Despite all of the challenges faced by the Biden administration, the inaugural ceremony struck a hopeful tone — not least because it featured Harris’s historic inauguration as the first woman, first Black person and first person of South Asian descent to become vice president.
In that regard, “Let’s Get Loud” wasn’t as out of place in Lopez’s medley as it might have seemed at first listen. Lopez sang it while stumping for Hillary Clinton’s 2016 presidential campaign, as the Democratic candidate urged voters to follow the song’s message. It was also the song Lopez mashed up with Bruce Springsteen’s “Born in the U.S.A.” at last year’s Super Bowl halftime show, which she co-headlined with Shakira. That performance, which featured Lopez’s daughter Emme, made less-than-subtle statements about the Trump administration’s policies on immigration and aid to hurricane-ravaged Puerto Rico. Children sat in illuminated cages as Lopez, clad in a large Puerto Rican flag, shouted out “Latinos!”

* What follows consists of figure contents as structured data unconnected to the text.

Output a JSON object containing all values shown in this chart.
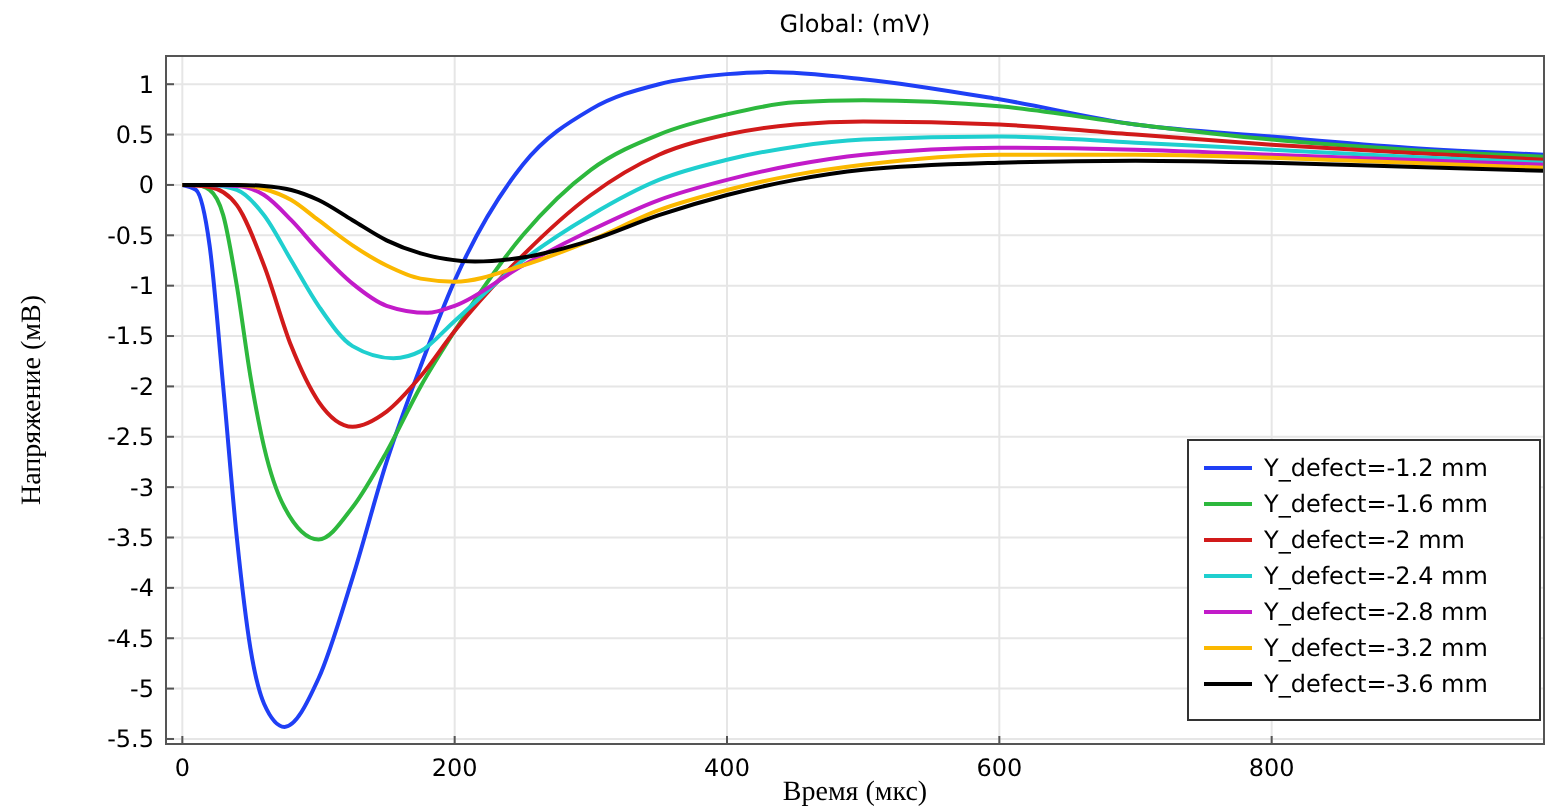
{
  "chart_data": {
    "type": "line",
    "title": "Global:  (mV)",
    "xlabel": "Время (мкс)",
    "ylabel": "Напряжение (мВ)",
    "xlim": [
      -12,
      1000
    ],
    "ylim": [
      -5.55,
      1.28
    ],
    "xticks": [
      0,
      200,
      400,
      600,
      800
    ],
    "yticks": [
      1,
      0.5,
      0,
      -0.5,
      -1,
      -1.5,
      -2,
      -2.5,
      -3,
      -3.5,
      -4,
      -4.5,
      -5,
      -5.5
    ],
    "grid": true,
    "legend": "bottom right",
    "marker": "none",
    "line_style": "solid",
    "series": [
      {
        "name": "Y_defect=-1.2 mm",
        "color": "#1f3ff5",
        "x": [
          0,
          10,
          20,
          30,
          40,
          50,
          60,
          75,
          100,
          125,
          150,
          175,
          200,
          250,
          300,
          350,
          400,
          430,
          500,
          600,
          700,
          800,
          900,
          1000
        ],
        "values": [
          0,
          -0.05,
          -0.6,
          -2.0,
          -3.5,
          -4.6,
          -5.15,
          -5.38,
          -4.9,
          -3.9,
          -2.75,
          -1.8,
          -0.95,
          0.2,
          0.75,
          1.0,
          1.1,
          1.12,
          1.05,
          0.85,
          0.6,
          0.48,
          0.37,
          0.3
        ]
      },
      {
        "name": "Y_defect=-1.6 mm",
        "color": "#2db83d",
        "x": [
          0,
          10,
          20,
          30,
          40,
          50,
          60,
          75,
          100,
          125,
          150,
          175,
          200,
          250,
          300,
          350,
          400,
          450,
          500,
          600,
          700,
          800,
          900,
          1000
        ],
        "values": [
          0,
          0,
          -0.05,
          -0.3,
          -1.0,
          -1.9,
          -2.6,
          -3.2,
          -3.52,
          -3.2,
          -2.65,
          -2.0,
          -1.45,
          -0.5,
          0.15,
          0.5,
          0.7,
          0.82,
          0.84,
          0.78,
          0.6,
          0.45,
          0.35,
          0.28
        ]
      },
      {
        "name": "Y_defect=-2 mm",
        "color": "#d11a1a",
        "x": [
          0,
          20,
          40,
          60,
          80,
          100,
          125,
          150,
          175,
          200,
          250,
          300,
          350,
          400,
          450,
          500,
          600,
          700,
          800,
          900,
          1000
        ],
        "values": [
          0,
          -0.02,
          -0.2,
          -0.8,
          -1.6,
          -2.15,
          -2.4,
          -2.25,
          -1.9,
          -1.45,
          -0.7,
          -0.1,
          0.3,
          0.5,
          0.6,
          0.63,
          0.6,
          0.5,
          0.4,
          0.32,
          0.25
        ]
      },
      {
        "name": "Y_defect=-2.4 mm",
        "color": "#1fcfcf",
        "x": [
          0,
          20,
          40,
          60,
          80,
          100,
          125,
          155,
          175,
          200,
          250,
          300,
          350,
          400,
          450,
          500,
          600,
          700,
          800,
          900,
          1000
        ],
        "values": [
          0,
          0,
          -0.05,
          -0.3,
          -0.75,
          -1.2,
          -1.6,
          -1.72,
          -1.65,
          -1.35,
          -0.75,
          -0.3,
          0.05,
          0.25,
          0.38,
          0.45,
          0.48,
          0.42,
          0.35,
          0.28,
          0.22
        ]
      },
      {
        "name": "Y_defect=-2.8 mm",
        "color": "#c21bc9",
        "x": [
          0,
          20,
          40,
          60,
          80,
          100,
          125,
          150,
          180,
          200,
          250,
          300,
          350,
          400,
          450,
          500,
          600,
          700,
          800,
          900,
          1000
        ],
        "values": [
          0,
          0,
          -0.01,
          -0.1,
          -0.35,
          -0.65,
          -0.98,
          -1.2,
          -1.27,
          -1.2,
          -0.8,
          -0.45,
          -0.15,
          0.05,
          0.2,
          0.3,
          0.37,
          0.35,
          0.3,
          0.25,
          0.2
        ]
      },
      {
        "name": "Y_defect=-3.2 mm",
        "color": "#fbb800",
        "x": [
          0,
          20,
          40,
          60,
          80,
          100,
          125,
          150,
          175,
          200,
          250,
          300,
          350,
          400,
          450,
          500,
          600,
          700,
          800,
          900,
          1000
        ],
        "values": [
          0,
          0,
          0,
          -0.04,
          -0.15,
          -0.35,
          -0.6,
          -0.8,
          -0.93,
          -0.96,
          -0.8,
          -0.55,
          -0.25,
          -0.05,
          0.1,
          0.2,
          0.3,
          0.3,
          0.27,
          0.22,
          0.17
        ]
      },
      {
        "name": "Y_defect=-3.6 mm",
        "color": "#000000",
        "x": [
          0,
          20,
          40,
          60,
          80,
          100,
          125,
          150,
          175,
          215,
          250,
          300,
          350,
          400,
          450,
          500,
          600,
          700,
          800,
          900,
          1000
        ],
        "values": [
          0,
          0,
          0,
          -0.01,
          -0.05,
          -0.15,
          -0.35,
          -0.55,
          -0.68,
          -0.76,
          -0.72,
          -0.55,
          -0.3,
          -0.1,
          0.05,
          0.15,
          0.22,
          0.24,
          0.22,
          0.18,
          0.14
        ]
      }
    ]
  }
}
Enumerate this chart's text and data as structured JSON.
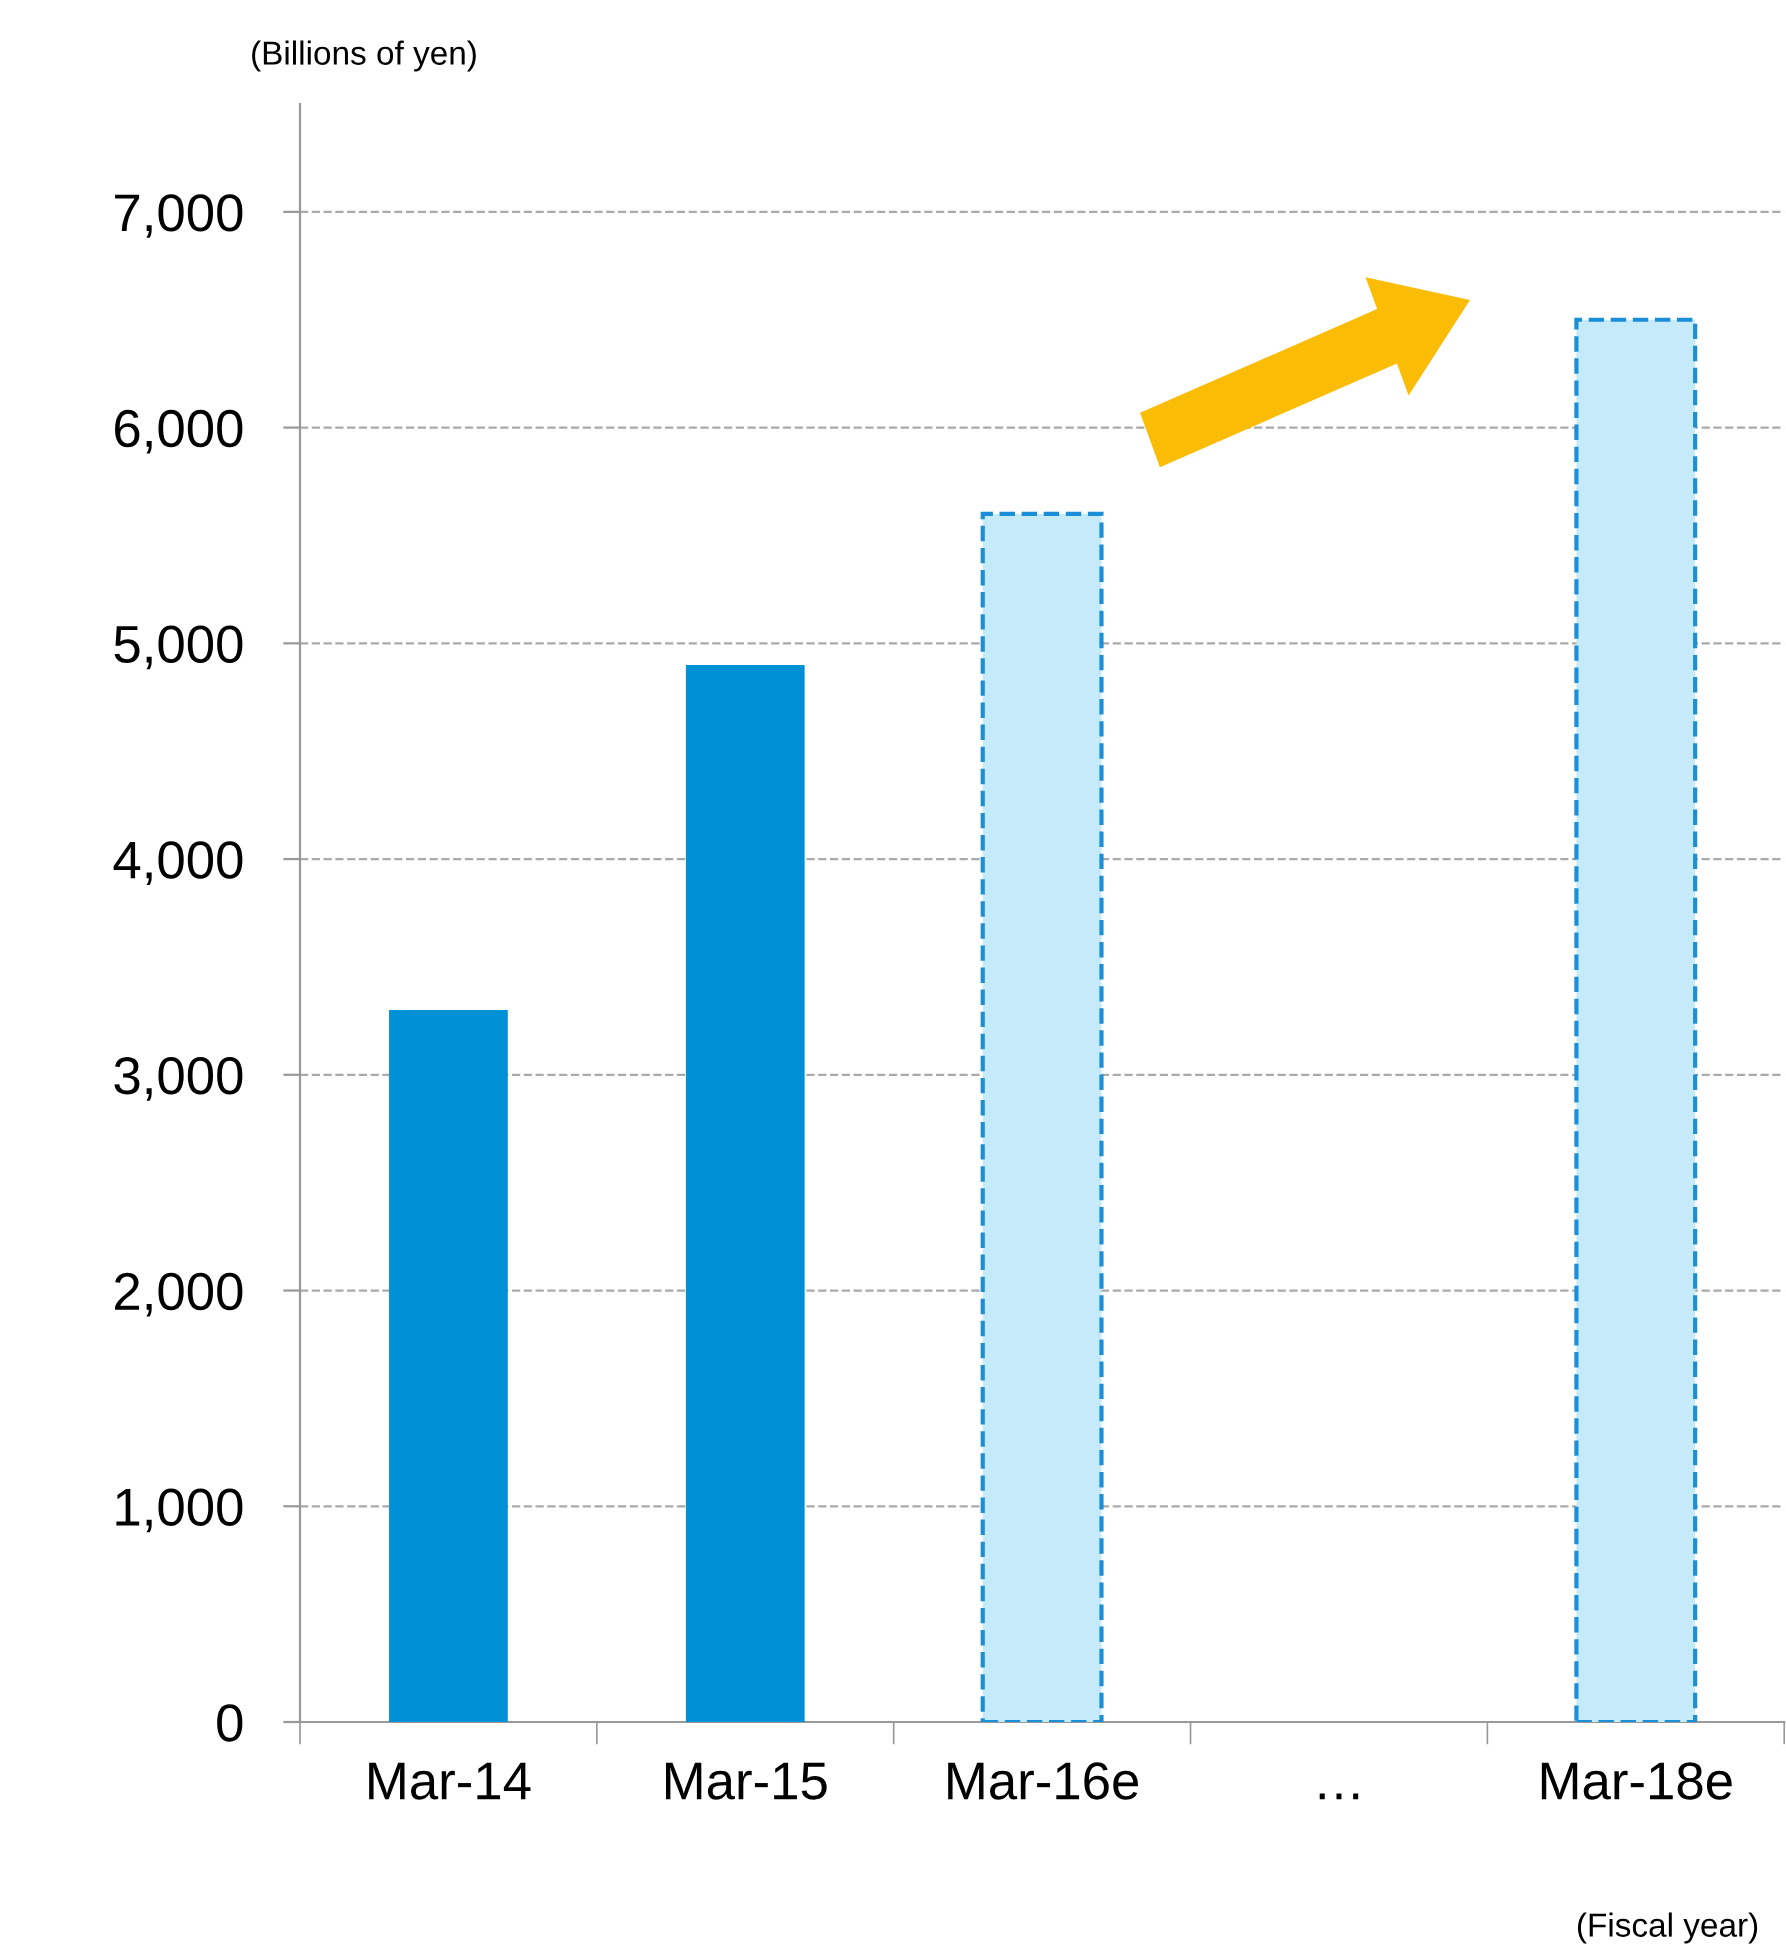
{
  "chart_data": {
    "type": "bar",
    "categories": [
      "Mar-14",
      "Mar-15",
      "Mar-16e",
      "…",
      "Mar-18e"
    ],
    "series": [
      {
        "color": "#0090d6",
        "line_style": "solid",
        "values": [
          3300,
          4900,
          null,
          null,
          null
        ]
      },
      {
        "color": "#c5eaf9",
        "line_style": "dashed",
        "values": [
          null,
          null,
          5600,
          null,
          6500
        ]
      }
    ],
    "ylabel": "(Billions of yen)",
    "xlabel": "(Fiscal year)",
    "ylim": [
      0,
      7500
    ],
    "yticks": [
      {
        "value": 0,
        "label": "0"
      },
      {
        "value": 1000,
        "label": "1,000"
      },
      {
        "value": 2000,
        "label": "2,000"
      },
      {
        "value": 3000,
        "label": "3,000"
      },
      {
        "value": 4000,
        "label": "4,000"
      },
      {
        "value": 5000,
        "label": "5,000"
      },
      {
        "value": 6000,
        "label": "6,000"
      },
      {
        "value": 7000,
        "label": "7,000"
      }
    ],
    "grid": "y",
    "legend": false
  }
}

A children’s choir, wearing hoodies that evoked the U.S. flag, crooned a snippet of “Let’s Get Loud”: “Every feeling, every beat can be so very sweet you got to taste it,” they sang. “Let’s get loud, let’s get loud, turn the music up / let’s do it / come on people / let’s get loud.”
If the Super Bowl performance was a call to action — a demand to be heard — Biden’s inauguration marked a fitting reprise. On Wednesday, Lopez seemed to take in the magnitude of the moment as she sang out the familiar line from one of her most popular songs. It was unexpected and very J-Lo. It was anything but meaningless.